When you as a poet read your poem before an audience, you do more than read a poem. You are orally interpreting your own work. Through expression, gesture, tone and other vocal and body language aspects, you give more depth and meaning to the poem. It becomes more than just words on a page. Even Les Barker, the English poet whose performances are very understated, adds a huge amount to his poems through a pause or change in tone. We might never know the true richness of some of the famous old poets, because they have left us with words on the page and little more as a legacy.

Taking performance a step further, does singing a poem as a song add more? First, it is usually a more creative endeavor, since the melody and other parts of the musical arrangements are also created. For the listener, the music can set a mood, which either reflects the mood of the poem, or it can provide a contrast by which the poem’s message is brought out more fully. It has been said that songwriting is the last province of the rhyming poet. Where rhymed and structured poetry is mostly considered passé in most of the art world, it is nearly necessary to the songwriter. Most people expect songs to have rhythm, rhyme, and structure. Even such modes as rap music are heavily influenced by rhyme and beat. If you like writing in the structured forms, songwriting is the most influential direction to travel. If you can’t write music, team up with a friend who does. Someday, you may become a famous lyricist.

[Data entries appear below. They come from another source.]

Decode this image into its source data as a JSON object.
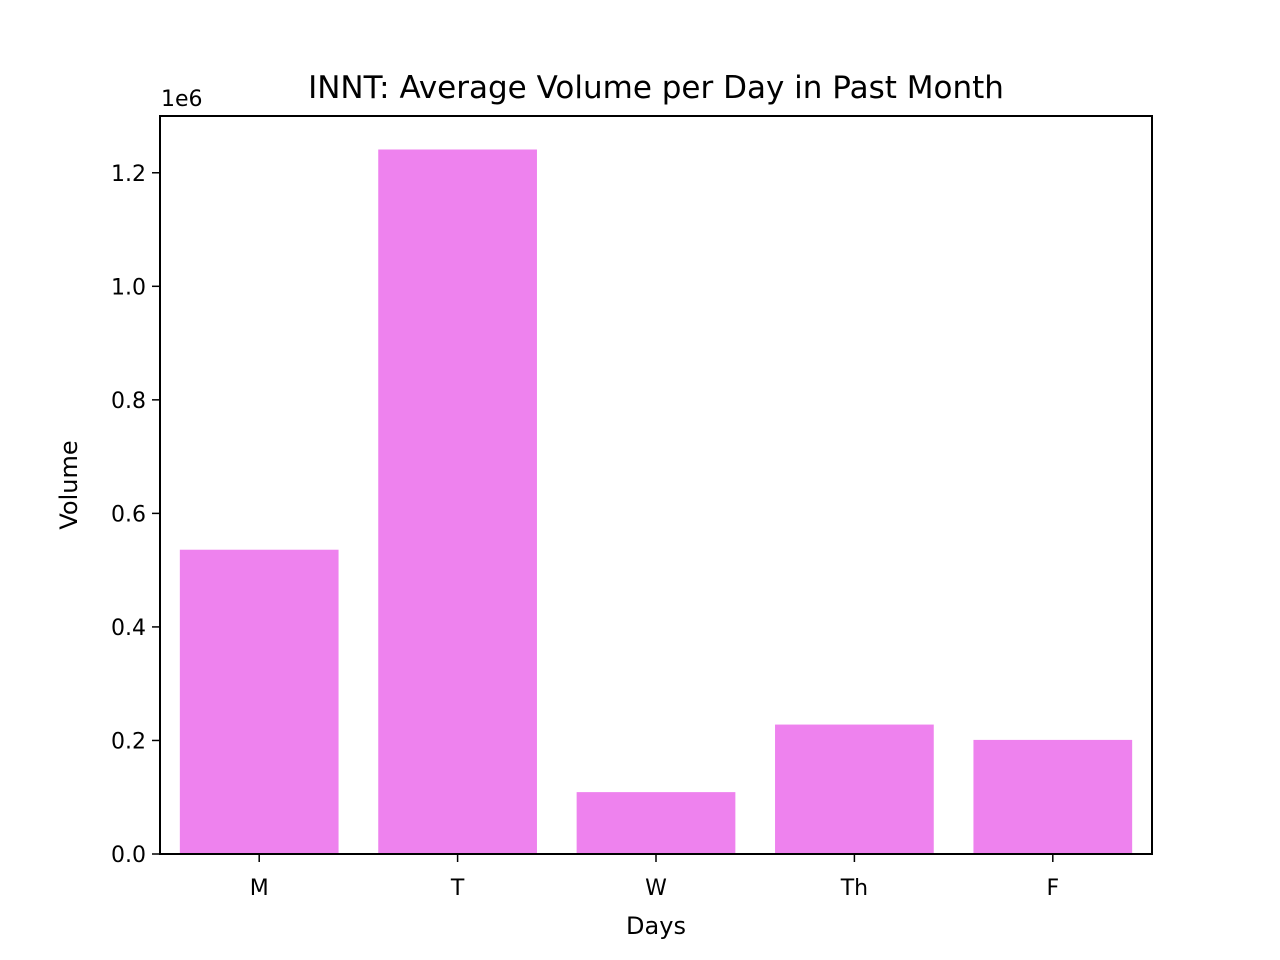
{
  "chart_data": {
    "type": "bar",
    "title": "INNT: Average Volume per Day in Past Month",
    "xlabel": "Days",
    "ylabel": "Volume",
    "y_offset_label": "1e6",
    "categories": [
      "M",
      "T",
      "W",
      "Th",
      "F"
    ],
    "values": [
      536000,
      1241000,
      109000,
      228000,
      201000
    ],
    "ylim": [
      0,
      1300000
    ],
    "yticks": [
      0,
      200000,
      400000,
      600000,
      800000,
      1000000,
      1200000
    ],
    "ytick_labels": [
      "0.0",
      "0.2",
      "0.4",
      "0.6",
      "0.8",
      "1.0",
      "1.2"
    ],
    "bar_color": "#ee82ee",
    "grid": false,
    "legend": "none"
  }
}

There is also a difference between recording your performance and doing live performances. Like words on a page, a recorded performance is static. It will be the same every time. A live performance can be fresh and new every time. The Canadian singer, James Keelaghan, tells how he came to write his various songs before each performance of the song. Every time he tells his stories, they are different. A little more is told or something new is added in the retelling. He doesn’t include these stories in his recordings; you can only get them live. There is also the audience interaction factor. There is only so much one can do on paper to evoke what a poem can be like performed live. In the case of Les Barker’s “Jason and the Arguments,” does putting the words “(Audience Responds)” after some lines really clue the reader in to what this is like in a pub or folk festival with a rowdy crowd vehemently responding to the poet? Each crowd is also different. The poet may interpret his poem as sweet and light before a grade school, while putting more bitterness into his voice in front of an adult audience. Also, with a live audience, you can perform query poems and expect an answer. At one of Steve Goodman’s performances, he broke a guitar string. He sang an off-the-cuff song asking for someone who worked for the club to go back to the performer’s room and get a guitar string out of his case. The audience all laughed and loved it. It was a treat for them that they would get no other way. You can’t do that without an audience.

Medium also matters in other ways to your audience. For instance, with poetry written on a page, your audience can stop and re-read a paragraph. With a recorded performance, the audience can stop and listen again. With a live performance, there are no stop and rewind buttons, so repetition and devices to pause and let the audience think are used in place of those abilities.

Boiling all of this down a bit, medium does matter. The more senses that are stimulated in the audience, the more that they get the poet’s interpretation. Also, live performances give even more interaction to the performance of the poem. The poet can learn and adjust his performances through live audiences. Lastly, each medium has strengths and weaknesses, and a poet should play to the strengths of the intended medium and environment.

You, as a poet, can improve and focus your poetry through understanding the communication goals you are trying to meet and using the strengths of the media through which you disseminate your poems.